Canicule en Europe : record de chaleur en France, alertes rouges au Royaume-Uni
Au moins 94 millions d’Européens, en majorité des Français et des Espagnols, devaient faire face à plus de 35°C à un moment de la journée, selon les calculs de l’AFP. La canicule a d’ores et déjà entraîné un pic inédit, « rarement voire jamais observé », de recours aux soins d’urgence en début de semaine, pour des personnes de tout âge, notamment des jeunes, âgés « de 15 à 44 ans », a annoncé l’agence sanitaire nationale.
Au moins 94 millions d’Européens, principalement des Français et des Espagnols, ont été confrontés à des températures dépassant 35°C à un moment de la journée, selon des calculs de l’AFP.
Cette situation résulte de la présence d’une vaste masse d’air chaud venant d’Afrique, comprimée par de fortes pressions en altitude au-dessus de l’Europe de l’Ouest.
Jim Skea, président du Giec, groupe d’experts mandatés par l’ONU sur le climat, a averti que le continent sera « inévitablement » soumis à d’autres épisodes de chaleur extrême à l’avenir, notant que le réchauffement actuel dans certaines zones ou dans les océans dépasse désormais les prévisions scientifiques.

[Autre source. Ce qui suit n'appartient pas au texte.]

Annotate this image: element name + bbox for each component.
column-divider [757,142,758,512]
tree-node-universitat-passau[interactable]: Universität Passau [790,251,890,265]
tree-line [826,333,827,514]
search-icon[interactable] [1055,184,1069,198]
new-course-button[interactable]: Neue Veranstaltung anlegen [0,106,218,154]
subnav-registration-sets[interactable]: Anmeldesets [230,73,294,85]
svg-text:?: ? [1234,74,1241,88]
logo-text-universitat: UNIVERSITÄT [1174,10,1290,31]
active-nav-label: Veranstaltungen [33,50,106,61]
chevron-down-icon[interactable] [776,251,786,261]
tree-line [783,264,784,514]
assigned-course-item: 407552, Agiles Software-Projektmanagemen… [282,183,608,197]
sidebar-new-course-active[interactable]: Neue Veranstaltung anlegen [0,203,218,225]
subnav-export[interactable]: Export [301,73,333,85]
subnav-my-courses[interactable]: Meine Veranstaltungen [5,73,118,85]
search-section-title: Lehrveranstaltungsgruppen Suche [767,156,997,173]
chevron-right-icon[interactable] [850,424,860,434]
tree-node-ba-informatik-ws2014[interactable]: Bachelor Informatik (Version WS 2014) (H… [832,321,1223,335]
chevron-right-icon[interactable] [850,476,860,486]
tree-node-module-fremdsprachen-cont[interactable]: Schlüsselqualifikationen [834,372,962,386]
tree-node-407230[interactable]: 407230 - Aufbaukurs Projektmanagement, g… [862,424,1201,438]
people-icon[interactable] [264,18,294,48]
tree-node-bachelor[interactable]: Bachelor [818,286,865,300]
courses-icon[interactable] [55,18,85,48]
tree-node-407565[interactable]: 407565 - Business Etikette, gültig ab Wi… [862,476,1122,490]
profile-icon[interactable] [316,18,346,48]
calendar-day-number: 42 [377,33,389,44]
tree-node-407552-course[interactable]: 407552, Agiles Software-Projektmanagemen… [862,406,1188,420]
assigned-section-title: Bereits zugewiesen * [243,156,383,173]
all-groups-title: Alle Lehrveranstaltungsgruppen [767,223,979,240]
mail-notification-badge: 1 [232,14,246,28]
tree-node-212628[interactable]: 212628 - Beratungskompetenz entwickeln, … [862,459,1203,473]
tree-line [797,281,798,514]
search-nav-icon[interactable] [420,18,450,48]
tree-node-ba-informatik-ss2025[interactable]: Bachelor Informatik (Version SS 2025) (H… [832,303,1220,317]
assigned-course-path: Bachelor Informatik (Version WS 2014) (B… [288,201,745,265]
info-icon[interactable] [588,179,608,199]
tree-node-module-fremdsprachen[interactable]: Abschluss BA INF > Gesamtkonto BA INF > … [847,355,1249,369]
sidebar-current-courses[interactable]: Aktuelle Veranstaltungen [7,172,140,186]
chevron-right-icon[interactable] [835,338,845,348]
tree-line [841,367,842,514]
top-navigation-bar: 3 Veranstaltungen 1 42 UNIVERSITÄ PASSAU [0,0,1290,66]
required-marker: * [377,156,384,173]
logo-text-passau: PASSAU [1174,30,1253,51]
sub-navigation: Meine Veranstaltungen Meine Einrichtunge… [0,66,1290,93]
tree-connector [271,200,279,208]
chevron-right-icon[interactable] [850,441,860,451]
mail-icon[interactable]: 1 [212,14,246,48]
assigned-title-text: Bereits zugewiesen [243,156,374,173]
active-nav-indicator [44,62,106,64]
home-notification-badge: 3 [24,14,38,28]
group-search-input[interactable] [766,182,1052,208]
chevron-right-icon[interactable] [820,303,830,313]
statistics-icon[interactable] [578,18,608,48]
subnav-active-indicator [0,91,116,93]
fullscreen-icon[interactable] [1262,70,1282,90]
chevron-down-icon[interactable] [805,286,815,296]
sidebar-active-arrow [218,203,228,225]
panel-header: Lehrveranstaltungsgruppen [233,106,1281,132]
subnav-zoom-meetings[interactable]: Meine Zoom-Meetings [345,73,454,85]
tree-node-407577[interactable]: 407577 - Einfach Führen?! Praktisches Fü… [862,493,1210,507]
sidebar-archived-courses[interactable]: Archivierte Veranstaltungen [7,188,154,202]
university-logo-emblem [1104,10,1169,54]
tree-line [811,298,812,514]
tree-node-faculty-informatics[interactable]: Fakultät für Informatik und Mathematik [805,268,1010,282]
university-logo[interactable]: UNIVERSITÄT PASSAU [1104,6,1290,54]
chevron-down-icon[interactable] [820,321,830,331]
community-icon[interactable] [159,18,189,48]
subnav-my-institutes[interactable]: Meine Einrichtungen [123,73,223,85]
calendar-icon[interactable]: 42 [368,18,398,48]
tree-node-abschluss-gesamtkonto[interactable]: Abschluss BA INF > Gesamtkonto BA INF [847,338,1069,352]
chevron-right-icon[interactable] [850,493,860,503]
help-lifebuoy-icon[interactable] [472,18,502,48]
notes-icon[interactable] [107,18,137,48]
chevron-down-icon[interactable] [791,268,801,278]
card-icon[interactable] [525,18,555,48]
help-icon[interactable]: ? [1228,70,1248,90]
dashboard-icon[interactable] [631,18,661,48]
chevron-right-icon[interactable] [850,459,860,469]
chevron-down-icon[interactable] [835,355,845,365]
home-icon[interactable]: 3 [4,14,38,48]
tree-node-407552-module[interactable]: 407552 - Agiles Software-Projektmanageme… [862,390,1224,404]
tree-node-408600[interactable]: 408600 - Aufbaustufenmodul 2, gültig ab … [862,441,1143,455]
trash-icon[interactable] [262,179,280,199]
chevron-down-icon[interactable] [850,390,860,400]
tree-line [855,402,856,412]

Lundi et mardi, l’Espagne a enregistré les journées les plus chaudes depuis 1950, avec des températures moyennes de 28,08°C et 28,17°C. Au Royaume-Uni, une alerte rouge pour chaleur extrême a été émise dans plusieurs régions, le pays ayant battu mercredi son record de chaleur pour un mois de juin avec 36,1°C à Gosport, surpassant le précédent record de 35,6°C datant de 1976.
À Amsterdam, les piscines de plein air sont devenues gratuites et des restrictions ont été mises en place pour des sites comme l’Atomium de Bruxelles, le Louvre et la Tour Eiffel à Paris.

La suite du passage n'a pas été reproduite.